4.                                          Au vu de ce qui précède, la cause renvoyée au même tribunal, pour nouveau jugement au sens des considérants. En particulier et pour mesurer la peine, le juge du renvoi devra inviter la commune à dire si elle a reçu une demande complétée de la part de S. et, dans l'affirmative, si elle a pu délivrer un permis de construire parce que l'ouvrage serait conforme au droit des constructions, au besoin après délivrance d'une dérogation. Il examinera également si, plutôt que de prononcer un jugement par défaut, l'état de santé du prévenu n'imposait pas de suspendre la procédure, ou d'autoriser la représentation par un défenseur, en application de l'article 214 CPP.

5.                                          Il sera statué sans frais.

Par ces motifs, LA COUR DE CASSATION PENALE

1.      Admet le recours.

2.      Renvoie la cause au même tribunal pour nouveau jugement au sens des considérants.

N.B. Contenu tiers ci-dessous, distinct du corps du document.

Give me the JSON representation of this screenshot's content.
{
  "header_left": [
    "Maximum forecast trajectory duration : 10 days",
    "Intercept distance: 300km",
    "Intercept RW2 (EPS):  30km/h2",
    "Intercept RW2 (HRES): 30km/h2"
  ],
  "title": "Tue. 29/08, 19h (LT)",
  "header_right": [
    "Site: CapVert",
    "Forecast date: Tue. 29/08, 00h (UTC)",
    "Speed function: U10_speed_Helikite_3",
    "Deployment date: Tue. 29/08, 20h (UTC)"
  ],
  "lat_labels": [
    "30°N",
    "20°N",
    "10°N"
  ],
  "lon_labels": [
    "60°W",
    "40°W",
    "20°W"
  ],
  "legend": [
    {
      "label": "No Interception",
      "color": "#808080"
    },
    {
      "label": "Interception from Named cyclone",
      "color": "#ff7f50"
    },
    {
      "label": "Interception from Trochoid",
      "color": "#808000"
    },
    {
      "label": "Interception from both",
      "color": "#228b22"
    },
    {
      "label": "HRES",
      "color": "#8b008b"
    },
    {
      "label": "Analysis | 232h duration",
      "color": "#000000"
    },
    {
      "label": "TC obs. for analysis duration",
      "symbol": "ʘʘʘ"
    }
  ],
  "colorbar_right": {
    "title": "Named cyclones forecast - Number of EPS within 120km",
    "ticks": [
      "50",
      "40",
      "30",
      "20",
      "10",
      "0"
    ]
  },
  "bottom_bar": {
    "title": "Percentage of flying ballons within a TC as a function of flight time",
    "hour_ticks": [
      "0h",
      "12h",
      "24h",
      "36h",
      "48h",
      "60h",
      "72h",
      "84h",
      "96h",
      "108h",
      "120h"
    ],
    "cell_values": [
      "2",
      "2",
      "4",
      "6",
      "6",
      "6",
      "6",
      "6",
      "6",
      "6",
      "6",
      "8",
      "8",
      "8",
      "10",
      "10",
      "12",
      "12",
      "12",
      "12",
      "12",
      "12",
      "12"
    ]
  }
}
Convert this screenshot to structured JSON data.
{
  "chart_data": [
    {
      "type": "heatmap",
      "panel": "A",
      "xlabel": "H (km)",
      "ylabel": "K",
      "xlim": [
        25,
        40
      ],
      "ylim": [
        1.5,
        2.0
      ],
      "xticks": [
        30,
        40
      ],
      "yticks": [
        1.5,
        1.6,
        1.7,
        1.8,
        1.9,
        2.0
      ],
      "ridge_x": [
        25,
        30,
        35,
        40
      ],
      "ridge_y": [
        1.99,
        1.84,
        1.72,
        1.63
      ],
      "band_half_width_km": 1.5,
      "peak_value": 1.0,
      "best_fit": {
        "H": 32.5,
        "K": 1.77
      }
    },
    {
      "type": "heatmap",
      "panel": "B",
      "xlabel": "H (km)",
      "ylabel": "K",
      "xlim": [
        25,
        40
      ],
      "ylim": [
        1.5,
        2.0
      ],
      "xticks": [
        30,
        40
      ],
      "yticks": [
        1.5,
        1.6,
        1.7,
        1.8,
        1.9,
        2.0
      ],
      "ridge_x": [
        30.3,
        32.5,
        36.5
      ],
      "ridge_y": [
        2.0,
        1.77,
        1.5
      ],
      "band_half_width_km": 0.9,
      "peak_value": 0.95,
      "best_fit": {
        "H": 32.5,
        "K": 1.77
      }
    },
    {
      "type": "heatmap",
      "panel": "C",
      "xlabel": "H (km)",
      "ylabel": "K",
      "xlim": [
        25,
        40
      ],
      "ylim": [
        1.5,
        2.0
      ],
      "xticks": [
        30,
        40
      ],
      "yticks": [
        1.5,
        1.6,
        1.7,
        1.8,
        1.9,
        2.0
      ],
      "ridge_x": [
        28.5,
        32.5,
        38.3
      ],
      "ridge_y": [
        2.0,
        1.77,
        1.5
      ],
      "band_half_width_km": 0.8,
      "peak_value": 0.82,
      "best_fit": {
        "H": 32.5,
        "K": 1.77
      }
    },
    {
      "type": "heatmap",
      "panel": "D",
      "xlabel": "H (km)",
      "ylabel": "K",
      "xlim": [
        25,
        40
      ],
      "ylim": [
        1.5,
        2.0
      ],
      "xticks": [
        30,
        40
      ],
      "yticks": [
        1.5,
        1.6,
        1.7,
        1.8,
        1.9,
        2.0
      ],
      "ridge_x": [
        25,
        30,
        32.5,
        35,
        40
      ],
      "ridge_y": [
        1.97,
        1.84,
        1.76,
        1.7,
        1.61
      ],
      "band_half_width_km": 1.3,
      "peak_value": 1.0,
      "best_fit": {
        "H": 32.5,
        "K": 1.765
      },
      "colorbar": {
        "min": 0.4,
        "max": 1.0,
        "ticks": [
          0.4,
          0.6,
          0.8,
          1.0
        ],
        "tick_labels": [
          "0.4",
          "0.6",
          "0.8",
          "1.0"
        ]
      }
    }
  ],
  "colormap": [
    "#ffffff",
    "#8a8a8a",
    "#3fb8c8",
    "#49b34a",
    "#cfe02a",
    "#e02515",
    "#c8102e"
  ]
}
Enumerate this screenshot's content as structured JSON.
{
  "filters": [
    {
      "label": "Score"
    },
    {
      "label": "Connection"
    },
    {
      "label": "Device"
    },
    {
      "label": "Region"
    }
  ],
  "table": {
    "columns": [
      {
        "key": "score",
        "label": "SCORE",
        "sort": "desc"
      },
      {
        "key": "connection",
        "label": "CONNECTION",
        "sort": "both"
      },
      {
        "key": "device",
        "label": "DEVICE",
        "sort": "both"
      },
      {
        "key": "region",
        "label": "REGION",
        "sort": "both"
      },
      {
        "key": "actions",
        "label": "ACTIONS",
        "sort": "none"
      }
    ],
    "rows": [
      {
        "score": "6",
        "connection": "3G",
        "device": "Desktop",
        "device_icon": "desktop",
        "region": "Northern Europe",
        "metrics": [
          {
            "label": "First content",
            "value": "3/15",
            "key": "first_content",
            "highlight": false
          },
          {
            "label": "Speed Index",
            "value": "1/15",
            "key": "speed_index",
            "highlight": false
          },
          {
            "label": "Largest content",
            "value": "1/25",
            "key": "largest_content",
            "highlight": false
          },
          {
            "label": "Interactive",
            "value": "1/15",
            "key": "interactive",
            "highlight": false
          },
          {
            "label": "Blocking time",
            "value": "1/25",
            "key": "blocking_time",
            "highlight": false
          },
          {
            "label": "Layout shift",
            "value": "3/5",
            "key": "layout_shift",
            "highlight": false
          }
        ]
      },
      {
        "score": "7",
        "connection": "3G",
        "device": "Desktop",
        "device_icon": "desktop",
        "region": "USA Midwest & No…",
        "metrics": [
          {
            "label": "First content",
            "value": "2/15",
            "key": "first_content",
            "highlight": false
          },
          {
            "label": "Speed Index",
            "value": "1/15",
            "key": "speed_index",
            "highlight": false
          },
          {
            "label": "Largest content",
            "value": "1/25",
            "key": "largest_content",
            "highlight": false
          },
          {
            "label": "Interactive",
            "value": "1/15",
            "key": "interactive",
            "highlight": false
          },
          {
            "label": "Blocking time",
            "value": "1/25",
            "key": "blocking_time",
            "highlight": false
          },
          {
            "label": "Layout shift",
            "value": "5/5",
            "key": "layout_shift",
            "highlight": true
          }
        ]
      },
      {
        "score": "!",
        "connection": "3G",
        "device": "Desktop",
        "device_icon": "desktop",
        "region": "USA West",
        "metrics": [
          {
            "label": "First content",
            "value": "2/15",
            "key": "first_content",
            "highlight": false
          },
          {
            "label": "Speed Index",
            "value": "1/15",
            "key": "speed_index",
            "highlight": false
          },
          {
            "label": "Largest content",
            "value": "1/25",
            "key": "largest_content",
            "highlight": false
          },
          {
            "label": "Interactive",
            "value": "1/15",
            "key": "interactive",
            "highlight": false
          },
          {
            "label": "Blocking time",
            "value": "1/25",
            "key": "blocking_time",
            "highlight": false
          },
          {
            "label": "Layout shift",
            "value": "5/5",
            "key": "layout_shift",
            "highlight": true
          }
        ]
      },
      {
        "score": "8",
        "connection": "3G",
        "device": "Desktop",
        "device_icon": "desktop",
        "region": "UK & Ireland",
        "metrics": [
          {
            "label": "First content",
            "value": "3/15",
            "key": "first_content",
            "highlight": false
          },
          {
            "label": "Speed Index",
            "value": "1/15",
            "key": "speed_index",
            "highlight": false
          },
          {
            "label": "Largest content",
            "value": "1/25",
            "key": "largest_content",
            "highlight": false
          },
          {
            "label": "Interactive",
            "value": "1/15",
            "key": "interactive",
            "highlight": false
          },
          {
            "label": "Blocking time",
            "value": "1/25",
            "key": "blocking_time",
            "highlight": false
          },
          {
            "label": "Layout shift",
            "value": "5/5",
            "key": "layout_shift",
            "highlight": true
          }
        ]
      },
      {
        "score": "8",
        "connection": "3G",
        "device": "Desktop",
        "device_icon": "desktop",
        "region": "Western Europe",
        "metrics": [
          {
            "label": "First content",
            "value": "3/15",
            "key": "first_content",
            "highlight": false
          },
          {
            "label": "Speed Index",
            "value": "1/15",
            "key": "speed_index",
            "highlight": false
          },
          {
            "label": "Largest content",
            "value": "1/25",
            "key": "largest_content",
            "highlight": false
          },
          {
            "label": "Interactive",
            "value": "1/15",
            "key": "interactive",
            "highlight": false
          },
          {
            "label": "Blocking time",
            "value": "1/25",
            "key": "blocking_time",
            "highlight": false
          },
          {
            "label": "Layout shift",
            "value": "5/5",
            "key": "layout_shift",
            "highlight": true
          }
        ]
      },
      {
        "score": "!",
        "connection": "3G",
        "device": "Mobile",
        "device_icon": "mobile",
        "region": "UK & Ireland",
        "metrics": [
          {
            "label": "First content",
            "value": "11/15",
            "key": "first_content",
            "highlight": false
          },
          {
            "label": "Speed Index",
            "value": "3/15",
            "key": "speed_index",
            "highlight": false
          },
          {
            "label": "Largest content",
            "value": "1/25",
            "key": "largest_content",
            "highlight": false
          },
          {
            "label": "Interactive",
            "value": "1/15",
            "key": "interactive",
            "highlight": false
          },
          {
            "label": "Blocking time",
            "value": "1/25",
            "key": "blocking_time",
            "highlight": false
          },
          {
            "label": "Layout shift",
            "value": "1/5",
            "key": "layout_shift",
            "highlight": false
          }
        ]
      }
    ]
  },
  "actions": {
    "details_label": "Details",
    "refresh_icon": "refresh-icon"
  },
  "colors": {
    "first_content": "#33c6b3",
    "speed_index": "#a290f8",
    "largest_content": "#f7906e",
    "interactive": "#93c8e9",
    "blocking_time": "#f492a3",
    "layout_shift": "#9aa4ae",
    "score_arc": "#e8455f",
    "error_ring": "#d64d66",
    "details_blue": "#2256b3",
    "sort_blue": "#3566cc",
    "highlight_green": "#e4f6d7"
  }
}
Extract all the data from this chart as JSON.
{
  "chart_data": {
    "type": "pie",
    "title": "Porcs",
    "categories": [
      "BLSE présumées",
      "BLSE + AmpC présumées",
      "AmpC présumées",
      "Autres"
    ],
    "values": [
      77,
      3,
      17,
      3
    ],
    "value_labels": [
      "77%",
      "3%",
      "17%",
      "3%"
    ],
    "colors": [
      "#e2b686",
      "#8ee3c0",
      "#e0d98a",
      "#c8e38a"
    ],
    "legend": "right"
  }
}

3.      Statue sans frais.

Neuchâtel, le 6 juin 2008

Art. 52 CP/2002

1. Motifs de l’exemption de peine.

Absence d’intérêt à punir1

Si la culpabilité de l’auteur et les conséquences de son acte sont peu importantes, l’autorité compétente renonce à le poursuivre, à le renvoyer devant le juge ou à lui infliger une peine.

1 Nouvelle teneur selon l’art. 37 ch. 1 de la loi du 18 juin 2004 sur le partenariat, en vigueur depuis le 1er janv. 2007 (RS 211.231).